Last week were the oral arguments in Google v. Oracle. Here are my initial impressions from the day of the arguments.
As everything moves online, so too does library lending. In response to the rise in prominence of e-book lending by libraries, publishers are shifting their strategy to “metered” lending, increasing costs for e-book licenses, and other measures which squeeze the budgets of local libraries.
News and Commentary
An investigation conducted by The Nation examined Bill Gates’ financial ties to various pharmaceutical companies and research institutions working on the COVID-19 vaccine, focusing mainly on the Gates Foundation but also discussing his personal finances. The Gates Foundation has several high-level personnel from the pharmaceutical industry, and despite commitments to open access there is something of an “ideological commitment” to exclusive licensing.
Knowledge Ecology International’s Kathryn Ardizzone writes that Regeneron’s drug REGN-COV2, has been 80% funded by BARDA.
Tim Lee offers his initial impressions on the Google v Oracle case.
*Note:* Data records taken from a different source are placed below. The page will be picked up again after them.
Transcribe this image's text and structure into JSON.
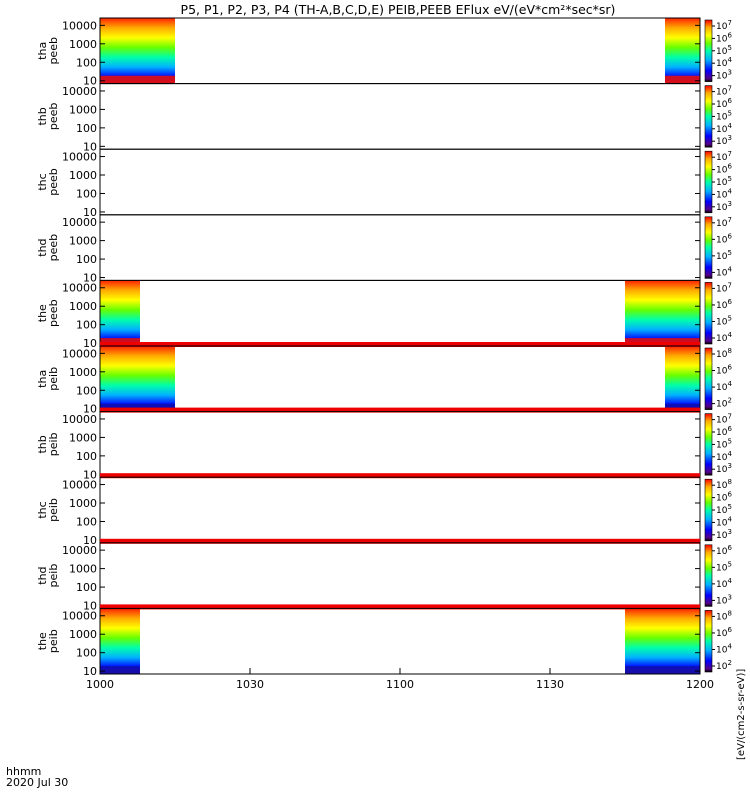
{
  "chart_data": {
    "type": "heatmap",
    "title": "P5, P1, P2, P3, P4 (TH-A,B,C,D,E) PEIB,PEEB EFlux eV/(eV*cm²*sec*sr)",
    "x_axis": {
      "range": [
        "1000",
        "1200"
      ],
      "ticks": [
        "1000",
        "1030",
        "1100",
        "1130",
        "1200"
      ],
      "label_hhmm": "hhmm",
      "label_date": "2020 Jul 30"
    },
    "y_axis": {
      "scale": "log",
      "range": [
        7,
        25000
      ],
      "ticks": [
        "10",
        "100",
        "1000",
        "10000"
      ]
    },
    "colorbar_label": "[eV/(cm2-s-sr-eV)]",
    "colormap": [
      "#550088",
      "#0000ff",
      "#00b0ff",
      "#00ffaa",
      "#66ff00",
      "#ffff00",
      "#ffaa00",
      "#ff2200"
    ],
    "panels": [
      {
        "label_top": "tha",
        "label_bottom": "peeb",
        "coverage": [
          [
            "1000",
            "1015"
          ],
          [
            "1153",
            "1200"
          ]
        ],
        "cbar_ticks": [
          {
            "base": "10",
            "exp": "7"
          },
          {
            "base": "10",
            "exp": "6"
          },
          {
            "base": "10",
            "exp": "5"
          },
          {
            "base": "10",
            "exp": "4"
          },
          {
            "base": "10",
            "exp": "3"
          }
        ],
        "red_band": false
      },
      {
        "label_top": "thb",
        "label_bottom": "peeb",
        "coverage": [],
        "cbar_ticks": [
          {
            "base": "10",
            "exp": "7"
          },
          {
            "base": "10",
            "exp": "6"
          },
          {
            "base": "10",
            "exp": "5"
          },
          {
            "base": "10",
            "exp": "4"
          },
          {
            "base": "10",
            "exp": "3"
          }
        ],
        "red_band": false
      },
      {
        "label_top": "thc",
        "label_bottom": "peeb",
        "coverage": [],
        "cbar_ticks": [
          {
            "base": "10",
            "exp": "7"
          },
          {
            "base": "10",
            "exp": "6"
          },
          {
            "base": "10",
            "exp": "5"
          },
          {
            "base": "10",
            "exp": "4"
          },
          {
            "base": "10",
            "exp": "3"
          }
        ],
        "red_band": false
      },
      {
        "label_top": "thd",
        "label_bottom": "peeb",
        "coverage": [],
        "cbar_ticks": [
          {
            "base": "10",
            "exp": "7"
          },
          {
            "base": "10",
            "exp": "6"
          },
          {
            "base": "10",
            "exp": "5"
          },
          {
            "base": "10",
            "exp": "4"
          }
        ],
        "red_band": false
      },
      {
        "label_top": "the",
        "label_bottom": "peeb",
        "coverage": [
          [
            "1000",
            "1008"
          ],
          [
            "1145",
            "1200"
          ]
        ],
        "cbar_ticks": [
          {
            "base": "10",
            "exp": "7"
          },
          {
            "base": "10",
            "exp": "6"
          },
          {
            "base": "10",
            "exp": "5"
          },
          {
            "base": "10",
            "exp": "4"
          }
        ],
        "red_band": false
      },
      {
        "label_top": "tha",
        "label_bottom": "peib",
        "coverage": [
          [
            "1000",
            "1015"
          ],
          [
            "1153",
            "1200"
          ]
        ],
        "cbar_ticks": [
          {
            "base": "10",
            "exp": "8"
          },
          {
            "base": "10",
            "exp": "6"
          },
          {
            "base": "10",
            "exp": "4"
          },
          {
            "base": "10",
            "exp": "2"
          }
        ],
        "red_band": true
      },
      {
        "label_top": "thb",
        "label_bottom": "peib",
        "coverage": [],
        "cbar_ticks": [
          {
            "base": "10",
            "exp": "7"
          },
          {
            "base": "10",
            "exp": "6"
          },
          {
            "base": "10",
            "exp": "5"
          },
          {
            "base": "10",
            "exp": "4"
          },
          {
            "base": "10",
            "exp": "3"
          }
        ],
        "red_band": true
      },
      {
        "label_top": "thc",
        "label_bottom": "peib",
        "coverage": [],
        "cbar_ticks": [
          {
            "base": "10",
            "exp": "8"
          },
          {
            "base": "10",
            "exp": "6"
          },
          {
            "base": "10",
            "exp": "5"
          },
          {
            "base": "10",
            "exp": "4"
          },
          {
            "base": "10",
            "exp": "3"
          }
        ],
        "red_band": true
      },
      {
        "label_top": "thd",
        "label_bottom": "peib",
        "coverage": [],
        "cbar_ticks": [
          {
            "base": "10",
            "exp": "6"
          },
          {
            "base": "10",
            "exp": "5"
          },
          {
            "base": "10",
            "exp": "4"
          },
          {
            "base": "10",
            "exp": "3"
          }
        ],
        "red_band": true
      },
      {
        "label_top": "the",
        "label_bottom": "peib",
        "coverage": [
          [
            "1000",
            "1008"
          ],
          [
            "1145",
            "1200"
          ]
        ],
        "cbar_ticks": [
          {
            "base": "10",
            "exp": "8"
          },
          {
            "base": "10",
            "exp": "6"
          },
          {
            "base": "10",
            "exp": "4"
          },
          {
            "base": "10",
            "exp": "2"
          }
        ],
        "red_band": true
      }
    ]
  }
}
He was disappointed in Google’s presentation, to put it lightly, arguing that while it’s standard practice in the software industry to reimplement APIs as if they weren’t eligible for copyright protection, but while the “distinction between a program and an API makes intuitive sense to computer programmers who regularly use APIs (and write programs) in their daily work…it’s far from obvious to Supreme Court justices, all of whom are lawyers over the age of 50.”
Another fight over the use of copyrighted tattoo designs for athletes in video games depicting their likeness continues, this time in a WWE video game. Previous litigation related to the game NBA2K found that the appearance of the tattoo was de minimus in the context of the game and wasn’t infringing, but in the Seventh Circuit–where the most recent case has been filed–the de minimus rule is not present and won’t be a factor in litigation.
JD Supra has a rundown of the most significant intellectual property cases of the past term, including PublicResource.org and Thryv.
A new paper examines the role of injunctions in patent litigation, arguing that the eBay decision rejected both categorial requirements for and against injunctions even for non-practicing entities, which should make this group less skittish when pursuing them.
Carl Shapiro and Mark Lemley write about the role of patent holdup and its implications for antitrust litigation, arguing that recent efforts by the DOJ’s break with the FTC on the issue increase the demand for antitrust as a remedy for the situation.